Als er verinnerlicht hatte, dass sich sein Traum als erfolgreicher Designer wohl nicht so schnell erfüllen würde, beschloss er, wenigstens einer der Starverkäufer der Stadt zu werden. Aus diesem Grund bewarb er sich beim führenden Haus für Damenbekleidung und wurde sofort genommen, da er sich schon einen gewissen Ruf erarbeitet hatte. Kriegel machte da weiter, wo er aufgehört hatte, aber diesmal auf einem höheren Niveau. Das bedeutete konkret, dass er für die vermögenden Ärzte- und Anwaltsgattinnen als persönlicher Berater abgestellt wurde, und sich seine Tätigkeit jetzt neben dem Verkauf und dem Beischlaf um eine kulturelle Komponente erweiterte. Da die Ehemänner der Kundinnen beruflich mächtig eingespannt waren und fast alle auf einen Porsche sparten, ließen sie ihren Frauen freie Hand, ohne jedoch zu wissen, welches Maß die Bemühungen von Hubertus Kriegel mittlerweile angenommen hatten. Dieser begleitete die Frauen also nach dem Einkauf nach Hause, vögelte dann relativ lustlos mit ihnen ein bisschen herum, und ließ es sich danach noch bei einem erlesenen Essen gut gehen. Später erschien er dann noch einmal im Laden, plauderte noch ein wenig mit den anderen Angestellten, und ging nach Hause.

1989, da war er 31 Jahre alt geworden, hatte er die Lust an den immer gleich bleibenden Tätigkeiten verloren und etwas Geld aufgrund seiner Verkaufserfolge und den geheimen Salären seiner Kundinnen angespart. Konkret waren es 124.565,72 D-Mark, die auf seinem Bankkonto lagen. Als wenig später die Mauer fiel witterte Kriegel eine Chance, im Osten ordentlich Geld verdienen zu können. Er ging nach Potsdam, da sich im Umland von Berlin doch einige Leute ansiedeln würden, die Geld hatten. Er mietete einen Laden an und kaufte eine Grundausstattung von Damenbekleidung ein, die im höheren Preissegment lag. Zwar rannten ihm die Leute die Bude ein (da er einer der ersten Anbieter direkt vor Ort war), aber kaum jemand kaufte etwas, da die Preise für die Einheimischen schlichtweg zu hoch waren. Vielmehr bestellten die Interessenten lieber über Kataloge. Hubertus Kriegel saß auf einem Hocker hinter dem Verkaufstresen und auf seiner Ware. Dieser Zustand hielt knapp anderthalb Jahre an, dann musste er den Laden aufgeben.

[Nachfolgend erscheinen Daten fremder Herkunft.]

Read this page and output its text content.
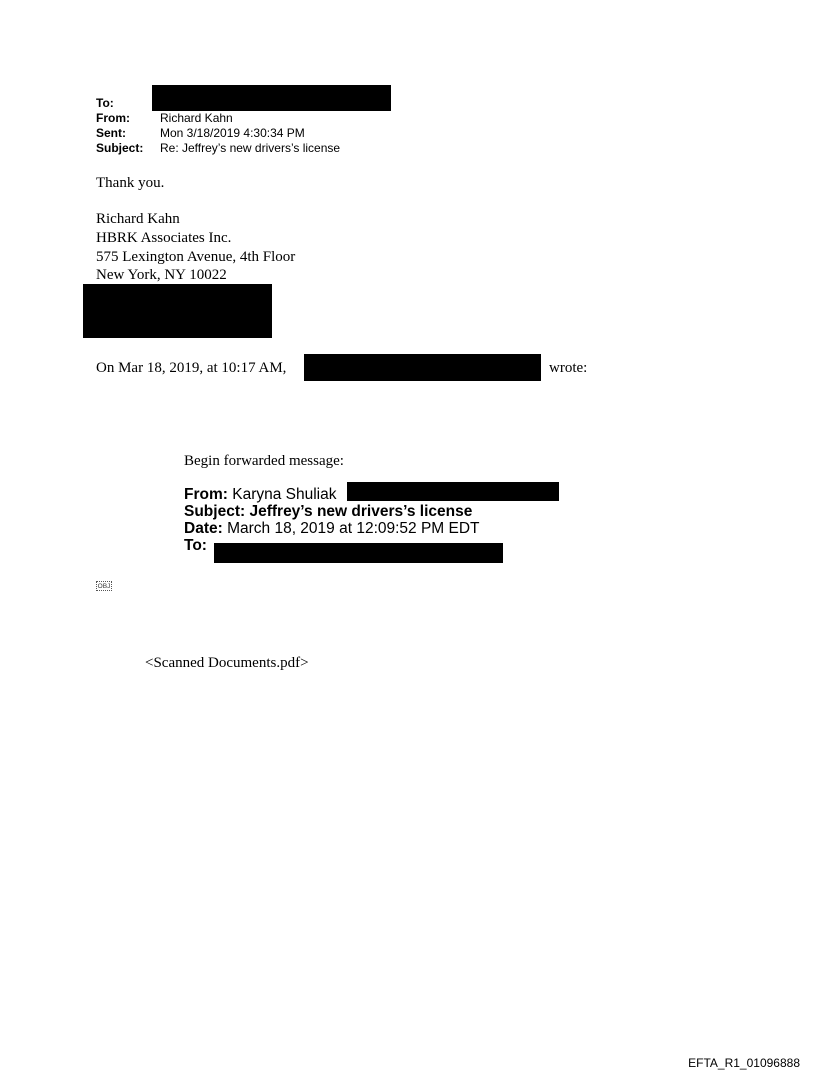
To:
From:	Richard Kahn
Sent:	Mon 3/18/2019 4:30:34 PM
Subject: Re: Jeffrey’s new drivers’s license
Thank you.
Richard Kahn
HBRK Associates Inc.
575 Lexington Avenue, 4th Floor
New York, NY 10022
On Mar 18, 2019, at 10:17 AM,	wrote:
Begin forwarded message:
From: Karyna Shuliak
Subject: Jeffrey’s new drivers’s license
Date: March 18, 2019 at 12:09:52 PM EDT
To:
OBJ
<Scanned Documents.pdf>
EFTA_R1_01096888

Also ging er wieder nach Nordrhein-Westfahlen zurück und stieg erneut als Verkäufer ein. Kriegel war in seiner Erscheinung in den Jahren wie guter Wein gereift und machte einen blendenden Eindruck. Durch die vielen Gespräche und Begegnungen mit den Kundinnen wusste er ganz genau, wie Frauen tickten. Da er sehr kommunikativ veranlagt war, stellten die einsamen Abende für ihn ein Problem dar. Zwar konnte er ohne große Mühe in Bars herumlungernde einsame Frauen aufreißen, aber das befriedigte ihn schon lange nicht mehr richtig. Hubertus Kriegel verspürte so eine Art Verlangen, die wilden Zeiten hinter sich zu lassen, und nun sesshaft zu werden.